Placing the audience in Santiago’s shoes is one of the reasons Disappear Completely is so unnerving — it feels personal. At the heart of the film is Santiago’s struggles with being a potential father and a supportive partner for Marce. When reading the script, Henaine envisioned “a very immersive filmmaking style,” one that would make the audience active participants rather than passive observers of Santiago’s slow descent into a tomb of his own flesh. “I thought it would be great to just when, when he starts losing his sense of hearing, just play slowly with the whole film as well, make it subjective, put the audience in the character’s mind,” Henaine explained.

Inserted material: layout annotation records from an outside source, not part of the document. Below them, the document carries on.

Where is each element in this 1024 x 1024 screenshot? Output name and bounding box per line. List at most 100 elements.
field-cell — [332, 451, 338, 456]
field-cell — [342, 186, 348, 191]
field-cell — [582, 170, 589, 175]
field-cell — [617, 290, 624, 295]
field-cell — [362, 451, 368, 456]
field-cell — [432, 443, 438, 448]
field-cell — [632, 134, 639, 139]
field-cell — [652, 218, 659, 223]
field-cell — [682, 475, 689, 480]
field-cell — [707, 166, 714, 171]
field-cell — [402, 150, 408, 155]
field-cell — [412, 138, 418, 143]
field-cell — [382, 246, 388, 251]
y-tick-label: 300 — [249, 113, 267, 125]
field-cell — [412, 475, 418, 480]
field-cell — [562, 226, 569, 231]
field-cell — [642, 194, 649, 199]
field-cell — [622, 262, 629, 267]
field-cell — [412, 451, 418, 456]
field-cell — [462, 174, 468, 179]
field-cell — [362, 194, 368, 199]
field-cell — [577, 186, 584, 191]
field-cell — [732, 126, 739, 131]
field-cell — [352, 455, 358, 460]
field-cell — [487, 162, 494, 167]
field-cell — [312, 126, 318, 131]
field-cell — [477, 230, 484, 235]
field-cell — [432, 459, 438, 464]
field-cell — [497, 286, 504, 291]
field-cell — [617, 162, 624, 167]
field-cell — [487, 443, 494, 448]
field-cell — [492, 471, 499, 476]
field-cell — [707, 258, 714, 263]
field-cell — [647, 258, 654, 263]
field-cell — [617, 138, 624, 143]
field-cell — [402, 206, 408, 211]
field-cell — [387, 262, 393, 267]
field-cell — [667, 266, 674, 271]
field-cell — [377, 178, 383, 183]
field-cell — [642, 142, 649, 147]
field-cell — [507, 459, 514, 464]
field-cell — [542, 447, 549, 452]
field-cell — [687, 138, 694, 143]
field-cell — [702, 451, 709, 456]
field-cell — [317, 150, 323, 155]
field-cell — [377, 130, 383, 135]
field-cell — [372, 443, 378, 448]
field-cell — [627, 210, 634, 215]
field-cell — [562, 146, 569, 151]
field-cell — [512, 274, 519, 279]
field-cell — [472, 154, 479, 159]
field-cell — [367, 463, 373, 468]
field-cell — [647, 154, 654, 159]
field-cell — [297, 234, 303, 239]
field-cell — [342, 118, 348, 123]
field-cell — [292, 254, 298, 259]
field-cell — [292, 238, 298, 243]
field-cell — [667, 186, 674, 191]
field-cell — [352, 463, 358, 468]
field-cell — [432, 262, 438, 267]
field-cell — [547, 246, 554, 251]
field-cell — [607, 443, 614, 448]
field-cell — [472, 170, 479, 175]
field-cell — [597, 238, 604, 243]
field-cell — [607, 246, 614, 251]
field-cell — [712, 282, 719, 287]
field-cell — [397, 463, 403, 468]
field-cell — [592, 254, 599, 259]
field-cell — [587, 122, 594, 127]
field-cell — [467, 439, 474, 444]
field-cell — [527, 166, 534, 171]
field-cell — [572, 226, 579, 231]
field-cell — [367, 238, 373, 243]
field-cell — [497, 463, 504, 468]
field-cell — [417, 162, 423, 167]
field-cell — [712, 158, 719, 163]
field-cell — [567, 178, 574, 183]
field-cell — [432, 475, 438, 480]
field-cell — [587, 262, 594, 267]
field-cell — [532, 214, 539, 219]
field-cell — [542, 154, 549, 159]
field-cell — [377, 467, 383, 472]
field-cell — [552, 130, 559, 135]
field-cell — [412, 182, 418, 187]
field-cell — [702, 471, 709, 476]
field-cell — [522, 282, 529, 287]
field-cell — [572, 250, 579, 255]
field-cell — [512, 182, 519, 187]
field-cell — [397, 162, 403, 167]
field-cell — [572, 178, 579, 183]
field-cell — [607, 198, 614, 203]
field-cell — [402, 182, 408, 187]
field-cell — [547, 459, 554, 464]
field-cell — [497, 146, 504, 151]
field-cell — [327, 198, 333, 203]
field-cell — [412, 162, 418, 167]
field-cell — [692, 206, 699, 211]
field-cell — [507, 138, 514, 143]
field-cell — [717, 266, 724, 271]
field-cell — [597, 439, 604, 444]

‘Disappear Completely’ Presents Photography as the Ultimate Horror

Disappear Completely presents us with a kind of horror that would be disturbing no matter who it befell. Still, when we take into consideration Santiago’s profession, the film gains additional layers. At the same time that Henaine and his fellow screenwriter Ricardo Aguado-Fentanes ask us to identify with Santiago in his plight, they also make it pretty clear that he is someone we should despise. Santiago is not a tabloid photographer because that’s the only job he can find — he seems to enjoy taking pictures of mangled bodies and even attempts to make it into a form of high art. The movie shows us that he has fun creating tasteless titles for the stories that will accompany his pictures, and right in the beginning we learn that he is trying to sell some of his photos to art galleries. This is, in itself, terrifying: in a way, the biggest horror in Disappear Completely is becoming the subject of one of Santiago’s photographs.

When he is cursed, Santiago is doomed to become one of his own photographs. His fate is, in a way, an ironic punishment: he has condemned so many dead people to a living death that he will, himself, become a tomb in the cemetery that is the entire world. Disappear Completely is definitely a movie with something to say, and it turns its eyes specifically to the art of creating images. To an extent, it is even fitting to watch Santiago’s downfall happen in a movie instead of, say, reading about it in a book, for the image is essential for us to understand what is happening to him. As we gaze at Santiago, we wonder if what is happening to him might one day happen to us as well. After all, in the age of smartphones and social media platforms where privacy goes to die, haven’t we all produced our own fair share of images that trap people in a single, unchangeable moment?